Partial transcript as follows:
SCHIFF: –the- the Republicans would like nothing better because they view their role as defending the president being the president’s lawyers. If witnesses could tailor their testimony to other witnesses. They would love for one witness to be able to hear what another witness says so that they can know what they can give away and what they can’t give away. There’s a reason why investigations and grand jury proceedings for example, and I think this is analogous to a grand jury proceeding, are done out of the public view initially. Now we may very well call some of the same witnesses or all the same witnesses in public hearings as well. But we want to make sure that we meet the needs of the investigation and not give the president or his legal minions the opportunity to tailor their testimony and in some cases fabricate testimony to suit their interests.
BRENNAN: You’ve been- well, the whistleblower has made these complaints and hand them- handed them over. Why push for this whistleblower to come before Congress? Because a- Republicans are calling for it and some Democrats would like to ask questions too but this information’s already out there.
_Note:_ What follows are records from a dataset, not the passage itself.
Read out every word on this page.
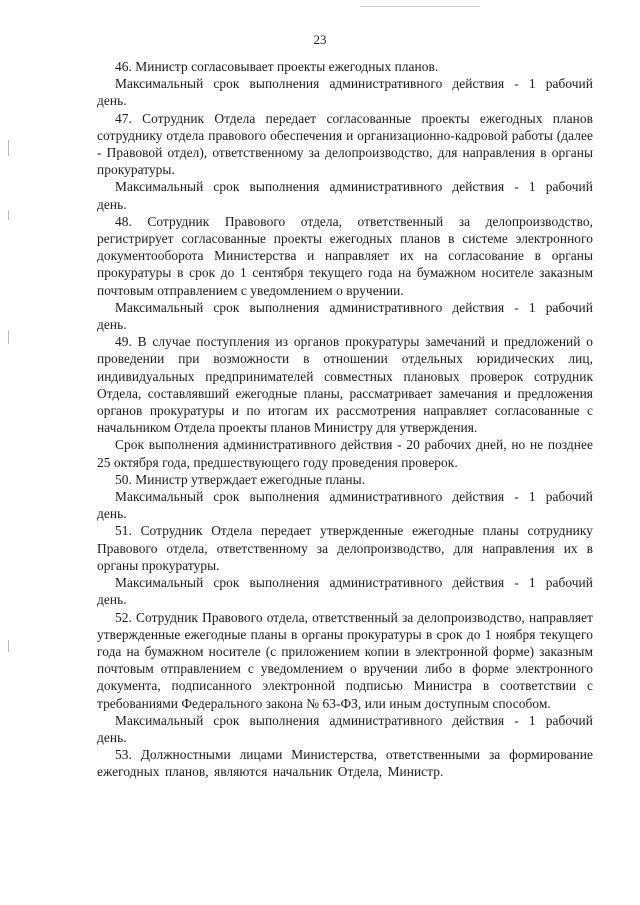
23

46. Министр согласовывает проекты ежегодных планов.

Максимальный срок выполнения административного действия - 1 рабочий день.

47. Сотрудник Отдела передает согласованные проекты ежегодных планов сотруднику отдела правового обеспечения и организационно-кадровой работы (далее - Правовой отдел), ответственному за делопроизводство, для направления в органы прокуратуры.

Максимальный срок выполнения административного действия - 1 рабочий день.

48. Сотрудник Правового отдела, ответственный за делопроизводство, регистрирует согласованные проекты ежегодных планов в системе электронного документооборота Министерства и направляет их на согласование в органы прокуратуры в срок до 1 сентября текущего года на бумажном носителе заказным почтовым отправлением с уведомлением о вручении.

Максимальный срок выполнения административного действия - 1 рабочий день.

49. В случае поступления из органов прокуратуры замечаний и предложений о проведении при возможности в отношении отдельных юридических лиц, индивидуальных предпринимателей совместных плановых проверок сотрудник Отдела, составлявший ежегодные планы, рассматривает замечания и предложения органов прокуратуры и по итогам их рассмотрения направляет согласованные с начальником Отдела проекты планов Министру для утверждения.

Срок выполнения административного действия - 20 рабочих дней, но не позднее 25 октября года, предшествующего году проведения проверок.

50. Министр утверждает ежегодные планы.

Максимальный срок выполнения административного действия - 1 рабочий день.

51. Сотрудник Отдела передает утвержденные ежегодные планы сотруднику Правового отдела, ответственному за делопроизводство, для направления их в органы прокуратуры.

Максимальный срок выполнения административного действия - 1 рабочий день.

52. Сотрудник Правового отдела, ответственный за делопроизводство, направляет утвержденные ежегодные планы в органы прокуратуры в срок до 1 ноября текущего года на бумажном носителе (с приложением копии в электронной форме) заказным почтовым отправлением с уведомлением о вручении либо в форме электронного документа, подписанного электронной подписью Министра в соответствии с требованиями Федерального закона № 63-ФЗ, или иным доступным способом.

Максимальный срок выполнения административного действия - 1 рабочий день.

53. Должностными лицами Министерства, ответственными за формирование ежегодных планов, являются начальник Отдела, Министр.
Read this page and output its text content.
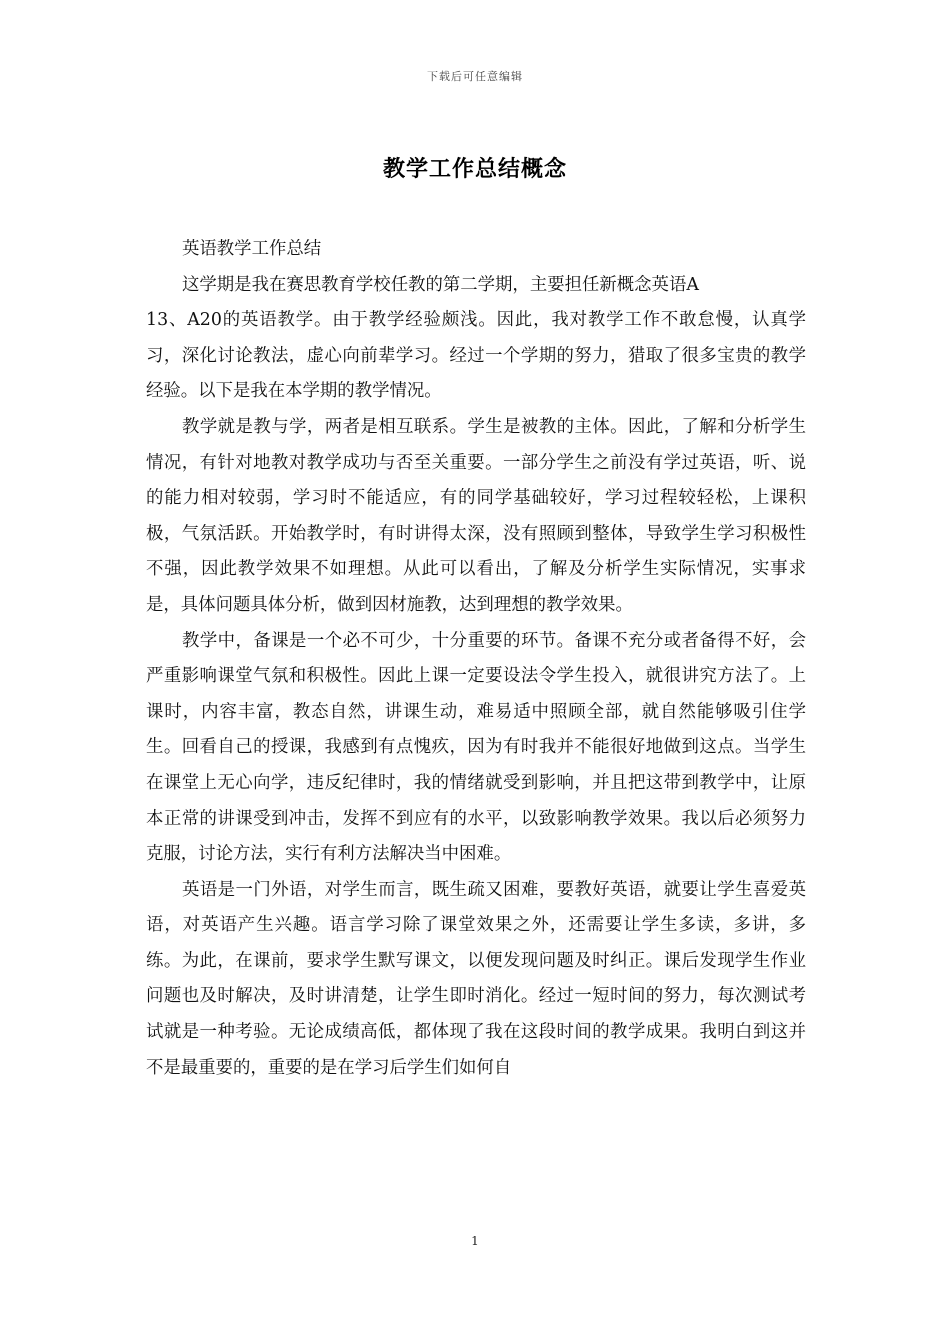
下载后可任意编辑
教学工作总结概念

英语教学工作总结

这学期是我在赛思教育学校任教的第二学期，主要担任新概念英语A

13、A20的英语教学。由于教学经验颇浅。因此，我对教学工作不敢怠慢，认真学习，深化讨论教法，虚心向前辈学习。经过一个学期的努力，猎取了很多宝贵的教学经验。以下是我在本学期的教学情况。

教学就是教与学，两者是相互联系。学生是被教的主体。因此，了解和分析学生情况，有针对地教对教学成功与否至关重要。一部分学生之前没有学过英语，听、说的能力相对较弱，学习时不能适应，有的同学基础较好，学习过程较轻松，上课积极，气氛活跃。开始教学时，有时讲得太深，没有照顾到整体，导致学生学习积极性不强，因此教学效果不如理想。从此可以看出，了解及分析学生实际情况，实事求是，具体问题具体分析，做到因材施教，达到理想的教学效果。

教学中，备课是一个必不可少，十分重要的环节。备课不充分或者备得不好，会严重影响课堂气氛和积极性。因此上课一定要设法令学生投入，就很讲究方法了。上课时，内容丰富，教态自然，讲课生动，难易适中照顾全部，就自然能够吸引住学生。回看自己的授课，我感到有点愧疚，因为有时我并不能很好地做到这点。当学生在课堂上无心向学，违反纪律时，我的情绪就受到影响，并且把这带到教学中，让原本正常的讲课受到冲击，发挥不到应有的水平，以致影响教学效果。我以后必须努力克服，讨论方法，实行有利方法解决当中困难。

英语是一门外语，对学生而言，既生疏又困难，要教好英语，就要让学生喜爱英语，对英语产生兴趣。语言学习除了课堂效果之外，还需要让学生多读，多讲，多练。为此，在课前，要求学生默写课文，以便发现问题及时纠正。课后发现学生作业问题也及时解决，及时讲清楚，让学生即时消化。经过一短时间的努力，每次测试考试就是一种考验。无论成绩高低，都体现了我在这段时间的教学成果。我明白到这并不是最重要的，重要的是在学习后学生们如何自

1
Can’t the committee do its own investigation without risking the identity of this person being–
SCHIFF: We can–
SCHIFF: You know and I think initially, before the president started threatening the whistleblower, threatening others calling them traitors and spies and suggesting that you know we used to give the death penalty to traitors and spies and maybe we should think about that again. Yes we were interested in having the whistleblower come forward. Our primary–
BRENNAN: Not anymore?
SCHIFF: Well our primary interest right now is making sure that that person is protected. Indeed, now there’s more than one whistleblower, that they are protected. And given that we already have the call record, we don’t need the whistleblower who wasn’t on the call to tell us what took place during the call. We have the best evidence of that. We do want to make sure that we identify other evidence that is pertinent to the withholding of the military support, the effort to cover this up by hiding this in a classified computer system. We want to make sure that we uncover the full details about the conditionality of either the military aid or that meeting with Ukraine’s president. It may not be necessary to take steps that might reveal the whistleblower’s identity to do that. And we’re going to make sure we protect that whistleblower.